Когда мы 5 апреля 1975 года делали свою первую запись, приехав к Марии Гурьяновне Степанчук (ул. Шелгунова, д. 8), мы знали про главную боль ее памяти — про погибшую девочку. Но женщина настойчиво и как-то испуганно уходила от этого… И мы не решились настаивать. Потом оказалось, что именно этим причинили человеку еще большее страдание. Сложное это чувство — блокадная память!
— А знаете, что было после вашего ухода? — позвонила нам женщина, от которой мы получили адрес Марии Гурьяновны. — Прибежала ко мне расстроенная, что не рассказала главного: «Я боялась, что расплачусь, если заговорю о девочке, и не смогу дальше рассказывать, и люди зря приезжали, старались».

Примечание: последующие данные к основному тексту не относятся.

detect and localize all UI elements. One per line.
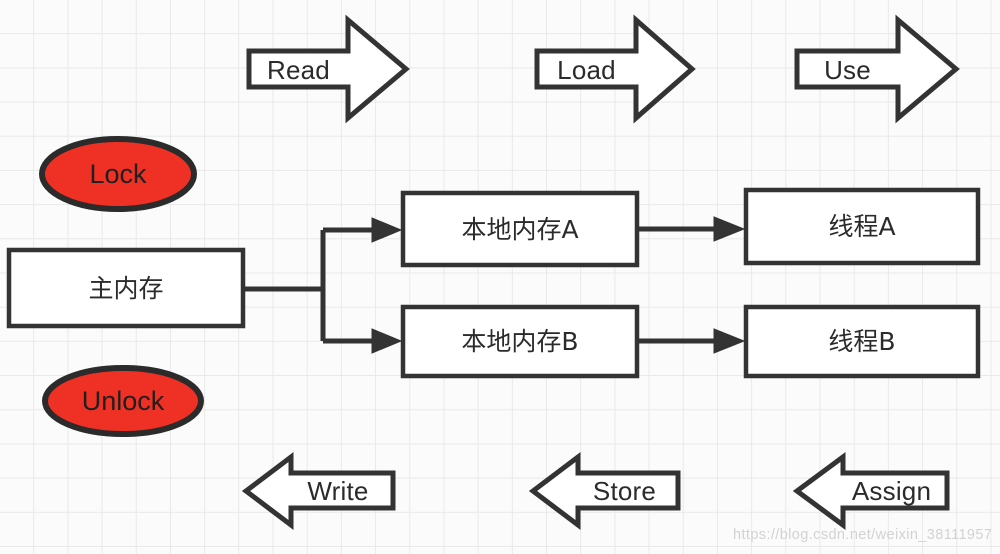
pill-lock bbox=[39, 136, 197, 212]
connector-localB-to-threadB bbox=[639, 328, 746, 354]
box-main-memory bbox=[6, 247, 246, 329]
bottom-arrow-write bbox=[241, 451, 396, 531]
diagram-canvas: Read Load Use Write Store Assign Lock Un… bbox=[0, 0, 1000, 554]
top-arrow-load bbox=[534, 14, 696, 124]
bottom-arrow-assign bbox=[792, 452, 950, 530]
diagram-vector-layer bbox=[6, 14, 981, 531]
top-arrow-use bbox=[794, 14, 960, 124]
connector-main-to-locals bbox=[245, 217, 403, 354]
box-local-memory-a bbox=[400, 190, 640, 268]
watermark: https://blog.csdn.net/weixin_38111957 bbox=[733, 527, 993, 543]
pill-unlock bbox=[42, 365, 204, 437]
top-arrow-read bbox=[246, 14, 410, 124]
box-thread-a bbox=[743, 187, 981, 266]
connector-localA-to-threadA bbox=[639, 216, 746, 242]
box-thread-b bbox=[743, 304, 981, 379]
bottom-arrow-store bbox=[528, 451, 681, 531]
box-local-memory-b bbox=[400, 304, 640, 379]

Затем, растревоженная, объехала всех подруг и знакомых блокадных (из двадцати семи, как сказала нам женщина, осталось их у нее четверо). Сходила на могилу дочери, сходила в церковь. И заболела, слегла.
И, кажется, не только потому, что воспоминания расстроили. Но и от какого-то чувства вины перед своей погибшей дочерью, о которой ничего не рассказала: словно бы она пожертвовала ее памятью, чтобы только «не помешать» нам работать — собирать блокадную быль.
А потом Галина Максимовна Горецкая (знакомая наша) показала ей вышедшую в Ленинграде книгу «По сигналу воздушной тревоги», где описана трагедия и того рокового для ее дочери обстрела, и взрыва на заводе (девочка находилась в яслях вблизи завода). Каким-то странным образом это подействовало на женщину не то чтобы успокаивающе, но все же сняло напряжение последних дней. Увидела, убедилась: значит, и без ее рассказа люди будут знать, будут помнить!..
7
Спустя три месяца после того, как была сделана эта запись, Лора Михайловна Опахова умерла. Блокада, даже отпустив, «своих» находит.